Profits are being promised for the year just started by Japan's beleaguered banking sector, after many of the country's biggest financial institutions reported a second year of losses.
One bank - the only one owned by foreigners - has even managed to show a solid profit, albeit a smaller one than last year.
But a closer look at the numbers shows that the core assets underpinning the banks' finances are dangerously shaky in some cases, analysts say.
The worry is that the lower capital reserves will prevent them from pushing through the clean-up of the trillions of yen in bad loans which is hobbling the financial system.
They are also struggling to survive huge losses on their shareholdings in other companies.
Concerns have been heightened by the government's decision last week to bail out Resona, the country's fifth biggest bank.
In the red
The largest of Japan's "megabanks", Mizuho, brought in the worst loss in Japanese corporate history, amounting to 2.38 trillion yen ($20.3bn; £12.4bn) - although it promised to return to the black in 2003/04.
The smallest of the four, UFJ, was also bullish in its forecasts for next year as it reported losses halved from last year to 608bn yen ($5.2bn; £3.2bn).
Resona announced its 838bn yen loss was narrower than last year - but was still three times what the bank had earlier predicted.

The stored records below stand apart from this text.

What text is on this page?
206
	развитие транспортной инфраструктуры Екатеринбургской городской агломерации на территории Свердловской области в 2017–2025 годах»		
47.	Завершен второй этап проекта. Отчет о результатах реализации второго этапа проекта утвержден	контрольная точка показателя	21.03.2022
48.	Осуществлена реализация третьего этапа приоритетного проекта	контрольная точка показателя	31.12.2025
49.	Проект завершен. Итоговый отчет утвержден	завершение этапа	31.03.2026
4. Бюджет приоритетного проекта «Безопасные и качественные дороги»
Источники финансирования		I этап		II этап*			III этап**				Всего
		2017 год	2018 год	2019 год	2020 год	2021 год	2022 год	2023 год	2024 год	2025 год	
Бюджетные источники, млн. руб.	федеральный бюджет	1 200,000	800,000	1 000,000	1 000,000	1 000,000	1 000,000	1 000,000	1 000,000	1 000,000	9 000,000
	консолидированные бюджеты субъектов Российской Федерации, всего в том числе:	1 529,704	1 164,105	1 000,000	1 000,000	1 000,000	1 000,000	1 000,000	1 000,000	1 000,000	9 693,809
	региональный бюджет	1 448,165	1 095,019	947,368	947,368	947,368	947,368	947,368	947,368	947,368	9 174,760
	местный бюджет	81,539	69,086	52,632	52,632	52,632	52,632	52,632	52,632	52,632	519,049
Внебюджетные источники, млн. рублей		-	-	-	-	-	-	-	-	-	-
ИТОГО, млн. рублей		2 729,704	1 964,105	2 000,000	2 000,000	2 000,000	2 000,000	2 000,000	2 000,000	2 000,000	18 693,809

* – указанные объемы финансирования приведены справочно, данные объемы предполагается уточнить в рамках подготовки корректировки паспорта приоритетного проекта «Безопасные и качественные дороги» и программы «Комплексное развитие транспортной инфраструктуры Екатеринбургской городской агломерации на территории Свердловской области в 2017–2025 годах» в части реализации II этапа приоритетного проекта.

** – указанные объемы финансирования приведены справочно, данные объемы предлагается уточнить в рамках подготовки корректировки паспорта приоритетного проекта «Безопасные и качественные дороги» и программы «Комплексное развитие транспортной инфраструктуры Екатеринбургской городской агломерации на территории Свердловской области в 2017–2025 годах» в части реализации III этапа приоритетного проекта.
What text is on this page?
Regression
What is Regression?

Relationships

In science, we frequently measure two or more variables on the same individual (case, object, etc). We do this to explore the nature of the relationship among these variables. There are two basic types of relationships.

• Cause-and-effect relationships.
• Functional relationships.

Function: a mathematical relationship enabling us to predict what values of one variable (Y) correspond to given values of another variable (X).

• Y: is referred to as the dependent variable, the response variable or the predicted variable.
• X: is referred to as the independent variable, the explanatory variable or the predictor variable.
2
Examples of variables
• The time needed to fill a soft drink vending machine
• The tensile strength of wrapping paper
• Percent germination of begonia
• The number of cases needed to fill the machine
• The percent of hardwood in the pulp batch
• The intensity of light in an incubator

Mitsui Trust, the seventh biggest bank, saw its losses widen, while Sumitomo Mitsui Financial Group (SMFG), which fills the number two spot, saw its losses stay almost unchanged at 465bn yen.
But Shinsei, which used to be the government-controlled Long-Term Credit Bank before being sold to a US consortium last year, turned in a 53bn yen profit, although US bond losses meant the gains were lower than last year.
Tax breaks as assets
The real picture, though, can be found in the statistics relating to the banks' huge losses on shareholdings and their massive book of debts gone bad, analysts say.
In some cases, such as UFJ, the amount having to be spent on the delinquent debts of large corporations has shrunk in the past year.
But UFJ also acknowledges that 59% of its core capital consists of so-called deferred tax assets (DTAs), which are tax credits expected to arrive once borrowers with bad loans go bankrupt.
But they can only be triggered if the bank has taxable profits, and in any case critics say that many of the borrowers are only kept afloat by the banks themselves, so as to avoid admitting the full extent of their bad debt problems.